SEGUIN, Texas – The Guadalupe-Blanco River Authority (GBRA) is continuing discussions on how to mitigate safety risks to recreationalists downstream of its four remaining hydroelectric lakes. One option to significantly lower lakes McQueeney, Placid, Meadow, and Gonzales by up to 12 feet was discussed at the GBRA board of directors meeting Wednesday, July 17, 2019, in Seguin.
“While no decision was made today regarding the best way to ensure public safety on the lakes, GBRA’s concerns remain,” said Kevin Patteson, GBRA general manager. “The video of the Dunlap spillgate collapse validates our concerns, and we are not willing to risk lives should there be another spillgate failure.”
GBRA experienced spillgate failures at Lake Wood in 2016 and Lake Dunlap in May 2019. The six hydroelectric dams were built in the late 1920s and early 1930s, and are at the end of their useful life.
The board of directors did vote to conduct additional engineering inspections at Lake Dunlap in an effort to identify the cause and point of failure of the spillgate collapse and how that information can be applied to the gates at the other hydro dams.
GBRA will continue to work with county and state law enforcement to identify public safety strategies that can be implemented to reduce the risk of danger to recreationalists.

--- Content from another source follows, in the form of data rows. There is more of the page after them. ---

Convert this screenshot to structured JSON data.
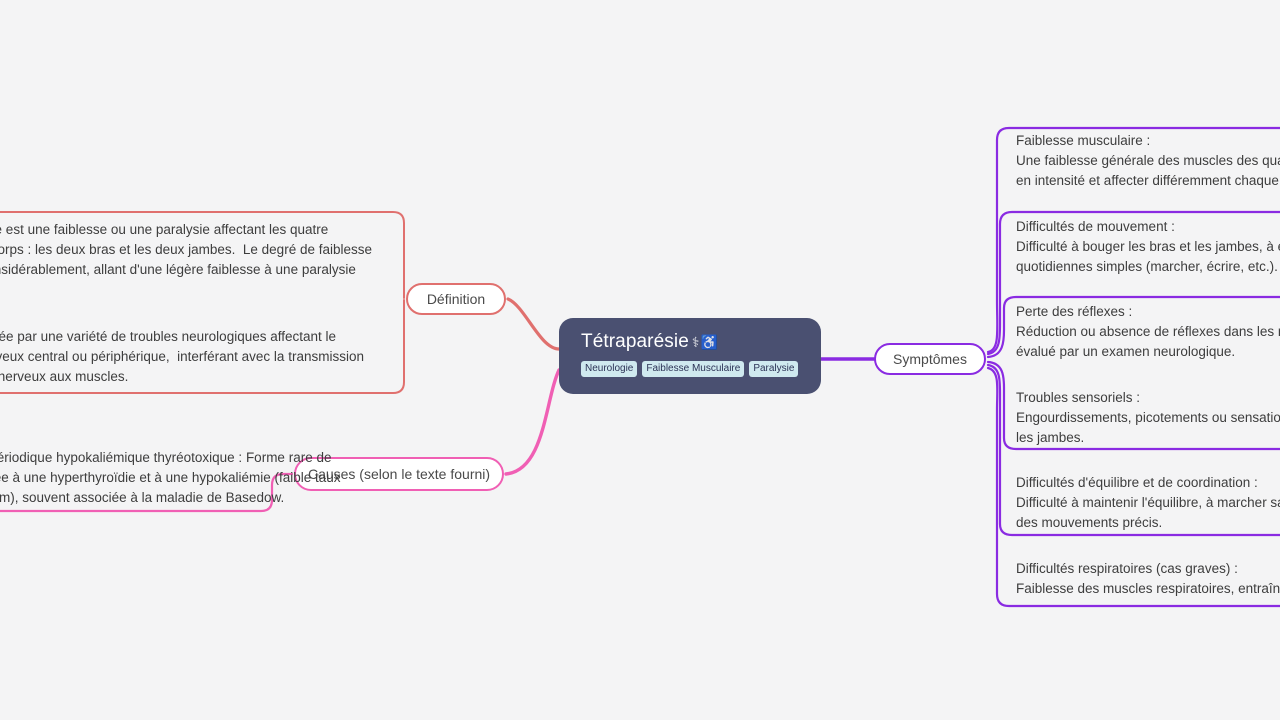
{
  "canvas": {
    "background": "#f4f4f5",
    "type": "mindmap"
  },
  "central": {
    "title": "Tétraparésie",
    "emoji": "⚕♿",
    "background": "#4a5071",
    "text_color": "#ffffff",
    "tags": [
      {
        "label": "Neurologie"
      },
      {
        "label": "Faiblesse Musculaire"
      },
      {
        "label": "Paralysie"
      }
    ],
    "tag_background": "#cfe9ef",
    "tag_color": "#2c3356"
  },
  "branches": [
    {
      "id": "definition",
      "label": "Définition",
      "color": "#e0706e",
      "side": "left",
      "items": [
        {
          "text": "La tétraparésie est une faiblesse ou une paralysie affectant les quatre\nmembres du corps : les deux bras et les deux jambes.  Le degré de faiblesse\npeut varier considérablement, allant d'une légère faiblesse à une paralysie\ncomplète."
        },
        {
          "text": "Elle est causée par une variété de troubles neurologiques affectant le\nsystème nerveux central ou périphérique,  interférant avec la transmission\ndes signaux nerveux aux muscles."
        }
      ]
    },
    {
      "id": "causes",
      "label": "Causes (selon le texte fourni)",
      "color": "#f05fb4",
      "side": "left",
      "items": [
        {
          "text": "Paralysie périodique hypokaliémique thyréotoxique : Forme rare de\nparalysie liée à une hyperthyroïdie et à une hypokaliémie (faible taux\nde potassium), souvent associée à la maladie de Basedow."
        }
      ]
    },
    {
      "id": "symptomes",
      "label": "Symptômes",
      "color": "#8a2be2",
      "side": "right",
      "items": [
        {
          "text": "Faiblesse musculaire :\nUne faiblesse générale des muscles des quatre membres, pouvant varier\nen intensité et affecter différemment chaque membre."
        },
        {
          "text": "Difficultés de mouvement :\nDifficulté à bouger les bras et les jambes, à effectuer des tâches\nquotidiennes simples (marcher, écrire, etc.)."
        },
        {
          "text": "Perte des réflexes :\nRéduction ou absence de réflexes dans les membres atteints,\névalué par un examen neurologique."
        },
        {
          "text": "Troubles sensoriels :\nEngourdissements, picotements ou sensations anormales dans les bras et\nles jambes."
        },
        {
          "text": "Difficultés d'équilibre et de coordination :\nDifficulté à maintenir l'équilibre, à marcher sans aide, ou à effectuer\ndes mouvements précis."
        },
        {
          "text": "Difficultés respiratoires (cas graves) :\nFaiblesse des muscles respiratoires, entraînant des difficultés à respirer."
        }
      ]
    }
  ]
}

Ample public notice will be provided in advance prior to any changes to lake level elevations.
The Guadalupe-Blanco River Authority was established by the Texas Legislature in 1933 as a water conservation and reclamation district. GBRA provides stewardship for the water resources in its 10-county statutory district which begins near the headwaters of the Guadalupe and Blanco rivers, ends at San Antonio Bay, and includes Kendall, Comal, Hays, Caldwell, Guadalupe, Gonzales, DeWitt, Victoria, Calhoun and Refugio counties.